The fact that tuition fees have increased four-fold over the past three decades is largely to blame for the current student debt crisis. Some students may be lucky enough to gather all the resources needed to pay for their tuition fees, but the majority of students, however, are not. Most of us require loans to put ourselves through school. That’s not to mention a job paying minimum wage will not cover a year’s tuition fees, never mind living costs. We pay thousands of dollars in tuition fees and often struggle to find a decent job.

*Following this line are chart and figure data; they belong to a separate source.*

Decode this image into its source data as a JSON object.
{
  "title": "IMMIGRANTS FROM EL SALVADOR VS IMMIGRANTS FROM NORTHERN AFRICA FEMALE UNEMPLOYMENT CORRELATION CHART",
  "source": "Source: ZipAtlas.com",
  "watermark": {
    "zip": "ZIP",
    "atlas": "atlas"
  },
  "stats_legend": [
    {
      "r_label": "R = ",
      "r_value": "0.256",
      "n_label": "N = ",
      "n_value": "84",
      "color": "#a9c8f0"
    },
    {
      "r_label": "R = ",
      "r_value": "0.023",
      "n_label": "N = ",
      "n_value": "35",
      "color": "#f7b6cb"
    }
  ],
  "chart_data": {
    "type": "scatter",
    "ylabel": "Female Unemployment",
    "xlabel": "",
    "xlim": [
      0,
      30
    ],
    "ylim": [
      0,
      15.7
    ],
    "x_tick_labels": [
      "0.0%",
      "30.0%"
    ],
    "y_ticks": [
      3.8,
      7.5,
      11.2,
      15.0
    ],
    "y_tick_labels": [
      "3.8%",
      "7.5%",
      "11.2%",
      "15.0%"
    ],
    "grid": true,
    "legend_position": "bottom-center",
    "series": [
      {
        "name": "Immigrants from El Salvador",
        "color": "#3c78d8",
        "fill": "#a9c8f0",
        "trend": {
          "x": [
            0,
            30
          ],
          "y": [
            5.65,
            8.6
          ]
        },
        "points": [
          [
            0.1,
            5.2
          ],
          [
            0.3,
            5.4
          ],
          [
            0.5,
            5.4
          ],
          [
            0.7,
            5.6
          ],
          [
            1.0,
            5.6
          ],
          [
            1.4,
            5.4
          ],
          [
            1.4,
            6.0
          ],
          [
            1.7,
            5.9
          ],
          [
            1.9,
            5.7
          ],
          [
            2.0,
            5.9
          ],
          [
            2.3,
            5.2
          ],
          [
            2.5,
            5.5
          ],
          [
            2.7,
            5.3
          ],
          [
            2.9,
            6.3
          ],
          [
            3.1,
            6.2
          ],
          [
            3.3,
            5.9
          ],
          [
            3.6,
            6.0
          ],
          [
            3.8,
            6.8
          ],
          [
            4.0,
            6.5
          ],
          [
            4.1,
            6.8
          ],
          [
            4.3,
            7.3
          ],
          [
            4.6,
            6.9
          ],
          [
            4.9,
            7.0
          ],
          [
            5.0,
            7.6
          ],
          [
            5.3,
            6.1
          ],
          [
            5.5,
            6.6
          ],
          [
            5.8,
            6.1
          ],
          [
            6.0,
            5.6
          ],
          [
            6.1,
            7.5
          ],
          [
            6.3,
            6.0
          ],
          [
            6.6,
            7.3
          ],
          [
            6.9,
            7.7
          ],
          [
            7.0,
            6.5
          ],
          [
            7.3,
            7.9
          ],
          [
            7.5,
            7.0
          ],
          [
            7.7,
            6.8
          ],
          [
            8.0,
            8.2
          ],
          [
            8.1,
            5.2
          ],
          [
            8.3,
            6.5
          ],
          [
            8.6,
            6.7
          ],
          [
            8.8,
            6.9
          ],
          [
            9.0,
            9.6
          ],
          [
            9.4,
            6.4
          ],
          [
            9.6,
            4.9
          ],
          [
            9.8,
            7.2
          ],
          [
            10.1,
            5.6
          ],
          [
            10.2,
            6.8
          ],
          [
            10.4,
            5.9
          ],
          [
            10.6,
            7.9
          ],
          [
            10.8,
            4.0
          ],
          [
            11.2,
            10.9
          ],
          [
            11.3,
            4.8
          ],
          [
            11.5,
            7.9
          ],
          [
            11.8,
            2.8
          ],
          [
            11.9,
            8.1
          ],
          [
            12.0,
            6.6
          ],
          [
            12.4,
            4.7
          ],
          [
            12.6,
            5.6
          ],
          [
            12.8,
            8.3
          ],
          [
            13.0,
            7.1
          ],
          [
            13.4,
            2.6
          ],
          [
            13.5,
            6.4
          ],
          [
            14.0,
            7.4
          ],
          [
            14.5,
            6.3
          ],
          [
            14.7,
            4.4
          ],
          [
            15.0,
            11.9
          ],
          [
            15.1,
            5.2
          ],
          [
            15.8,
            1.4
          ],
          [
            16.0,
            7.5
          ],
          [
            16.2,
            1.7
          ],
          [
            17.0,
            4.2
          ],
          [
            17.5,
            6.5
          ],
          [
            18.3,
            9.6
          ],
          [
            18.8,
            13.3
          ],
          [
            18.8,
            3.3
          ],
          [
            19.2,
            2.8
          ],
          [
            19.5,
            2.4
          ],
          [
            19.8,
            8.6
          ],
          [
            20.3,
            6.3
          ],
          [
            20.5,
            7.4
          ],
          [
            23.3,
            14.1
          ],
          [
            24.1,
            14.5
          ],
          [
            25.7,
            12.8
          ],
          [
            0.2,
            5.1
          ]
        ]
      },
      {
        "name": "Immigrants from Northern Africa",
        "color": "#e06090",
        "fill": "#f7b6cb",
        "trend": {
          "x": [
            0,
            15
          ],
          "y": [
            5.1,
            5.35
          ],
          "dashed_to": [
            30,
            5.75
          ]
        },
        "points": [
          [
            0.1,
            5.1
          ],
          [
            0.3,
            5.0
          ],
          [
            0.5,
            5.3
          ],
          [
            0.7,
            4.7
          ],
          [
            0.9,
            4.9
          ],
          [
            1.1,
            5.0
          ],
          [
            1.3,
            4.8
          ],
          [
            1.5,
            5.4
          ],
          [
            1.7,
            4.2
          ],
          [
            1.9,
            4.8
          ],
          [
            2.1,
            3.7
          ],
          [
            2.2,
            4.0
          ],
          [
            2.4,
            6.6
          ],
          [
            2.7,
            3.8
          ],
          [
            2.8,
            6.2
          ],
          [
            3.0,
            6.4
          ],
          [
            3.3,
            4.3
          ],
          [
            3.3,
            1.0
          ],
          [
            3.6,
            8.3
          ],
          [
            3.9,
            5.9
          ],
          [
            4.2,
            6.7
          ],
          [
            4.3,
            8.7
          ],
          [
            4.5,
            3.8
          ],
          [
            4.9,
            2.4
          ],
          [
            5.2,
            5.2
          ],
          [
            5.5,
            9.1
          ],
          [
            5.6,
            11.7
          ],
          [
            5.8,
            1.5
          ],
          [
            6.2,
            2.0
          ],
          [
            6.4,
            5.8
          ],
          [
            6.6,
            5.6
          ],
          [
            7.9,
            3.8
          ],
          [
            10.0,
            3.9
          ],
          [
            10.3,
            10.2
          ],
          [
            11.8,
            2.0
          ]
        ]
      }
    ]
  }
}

Limited personal finances deny many people the chance to access education. The majority of people who have made the very difficult and complex decision to not pursue their education largely state “financial issues” as a main deciding factor. In fact, the mere thought of having to get deep into debt to get an education is enough to prevent many from pursuing higher education. This fear of personal sacrifice of debt accumulation and repayment is overwhelming to many.
Studies have shown that the aversion to debt has major consequences on a student’s choices. Aversion to debt can often direct a student’s choice of academic discipline according to a field that will be more prone to better debt repayment, or it may affect a student’s choice of region of study, or whether to go onto a professional program. Put differently, students must choose between what they are passionate about, what society needs and what pays the most. All these factors impact how much money students need to borrow to finish their degree, and for how long they will be paying their loans after graduation.
Taking on student debt also has a more insidious effect. Students from low- and middle-income families are disadvantaged, at first, by not having the upfront resources to pay for their studies. Certain demographics will also face a second disadvantage when paying back their loans. Women, racialized people and members of other marginalized communities already earn a lower income average over their lifetime. Having to pay back loans for a longer period of time simply means paying more in interest and much more than they would have paid for their degree in the first place.
All this means that an under-funded system of post-secondary education imposing increased tuition fees creates losing conditions for students. It also means that the government is transferring its responsibility to fund post-secondary education onto the backs of students and their families. If we are not diligent in fighting for education to be a right it may stop being the great economic equalizer, and simply act to recreate social and economic division.